実装方法としては、クラスを以下の役割に分割して実装を行います。

サブジェクト(subject):変化する側のオブジェクト

・オブザーバ(Observer):状態の変化を関連するオブジェクトに通知するインタフェース

・具象オブザーバ(ConcreteObserver):状態の変化に関連して具体的な処理を行う

ObserverがSubjectから状態変化の通知を受け取り、それをトリガーに処理を実行する流れになります。

サンプルコード

以下の様な条件でサンプルコードを作成しました。

  • 商品の価格を管理するプログラム
  • 商品には割引率が設定できる(デフォルト0%)
  • 割引率が変更になった時、変更後の価格を表示するのと、メールを飛ばす二つの処理を行う
class PriceList
  def update(changed_item)
    puts "商品名:#{changed_item.name} | 金額:#{changed_item.display_price}"
  end
end

class SendMail
  def update(changed_item)
    puts "商品「#{changed_item.name} 」の 金額が「#{changed_item.display_price}円」に変更されました"
  end
end

class Item
  attr_reader :name, :price, :category

  def initialize(name, price, category)
    @name = name
    @price = price
    @discount_rate = 0.0
    @category = category
    @observers = []
  end

  def show
    puts "商品名:#{name} | 金額:#{price}"
  end

  def display_price
    @price - (@price * @discount_rate)
  end

  def add_observer(observer)
    @observers << observer
  end

  def price_down!(new_rate)
    @discount_rate = new_rate
    notify_observers
  end

  private

  def notify_observers
    @observers.each do |observer|
      observer.update(self)
    end
  end
end

item = Item.new('ラムネ', 100, 'お菓子')
item.show

pricelist = PriceList.new
item.add_observer(pricelist)
sendmail = SendMail.new
item.add_observer(sendmail)

item.price_down!(0.5)

実行結果

商品名:ラムネ | 金額:100円
商品名:ラムネ | 金額:50.0
商品「ラムネ 」の 金額が「50.0円」に変更されました

@observersという配列に、オブザーバを格納しています。

サブジェクトであるItemクラスに状態変化(価格変更)があれば、それを配列に格納していたオブザーバーに通知して、それぞれの処理を実行します。
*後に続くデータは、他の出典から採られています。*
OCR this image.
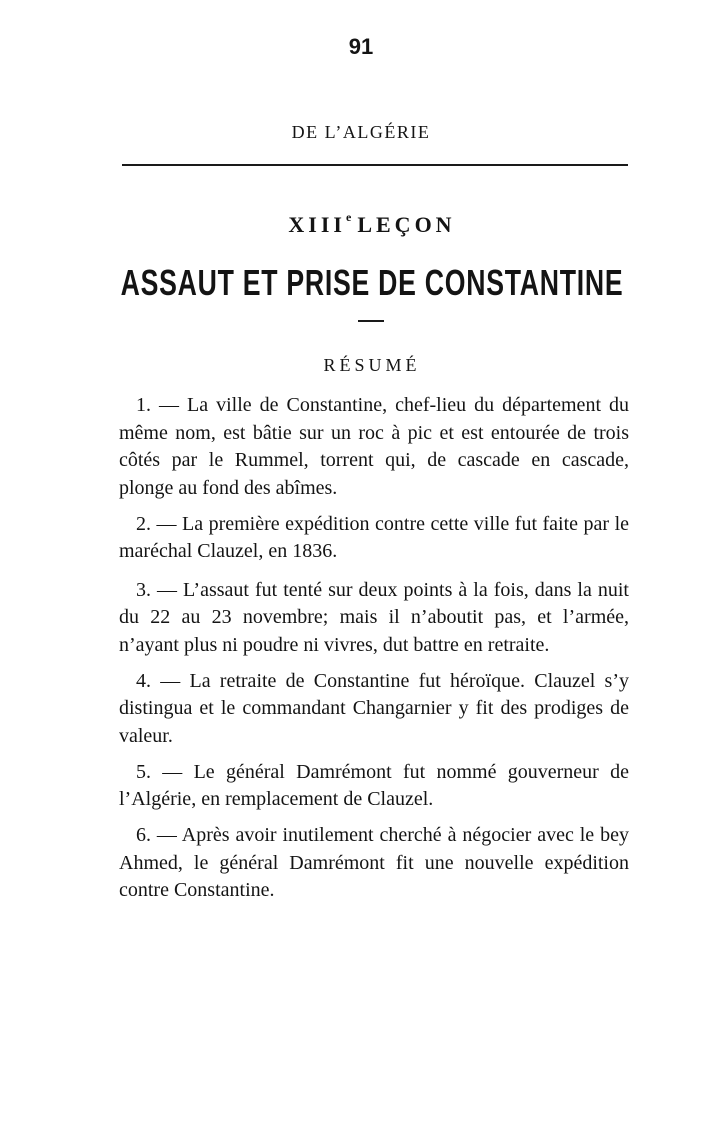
91
DE L’ALGÉRIE
XIIIe LEÇON
ASSAUT ET PRISE DE CONSTANTINE
RÉSUMÉ

1. — La ville de Constantine, chef-lieu du département du même nom, est bâtie sur un roc à pic et est entourée de trois côtés par le Rummel, torrent qui, de cascade en cascade, plonge au fond des abîmes.

2. — La première expédition contre cette ville fut faite par le maréchal Clauzel, en 1836.

3. — L’assaut fut tenté sur deux points à la fois, dans la nuit du 22 au 23 novembre; mais il n’aboutit pas, et l’armée, n’ayant plus ni poudre ni vivres, dut battre en retraite.

4. — La retraite de Constantine fut héroïque. Clauzel s’y distingua et le commandant Changarnier y fit des prodiges de valeur.

5. — Le général Damrémont fut nommé gouverneur de l’Algérie, en remplacement de Clauzel.

6. — Après avoir inutilement cherché à négocier avec le bey Ahmed, le général Damrémont fit une nouvelle expédition contre Constantine.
price_down!メソッドからnotify_observersメソッドを呼び出すことによって通知を制御しています。

メリットとデメリット

クラス間の依存度を下げるメリットがありますが、オブザーバーに他のオブザーバーが数珠つなぎの様に繋がっていて、連鎖的に処理も走る場合、ロジックが散らばって見通しが悪くなるデメリットもあります。

部分的に適用すると、混乱を招く恐れがあるので、実装する際は、全体的な設計と相談すべきだと考えられます。

MVCモデルとの関係性

Observer パターンは、MVC(Model 、View 、Controller) アーキテクチャとともに説明されることがよくあります。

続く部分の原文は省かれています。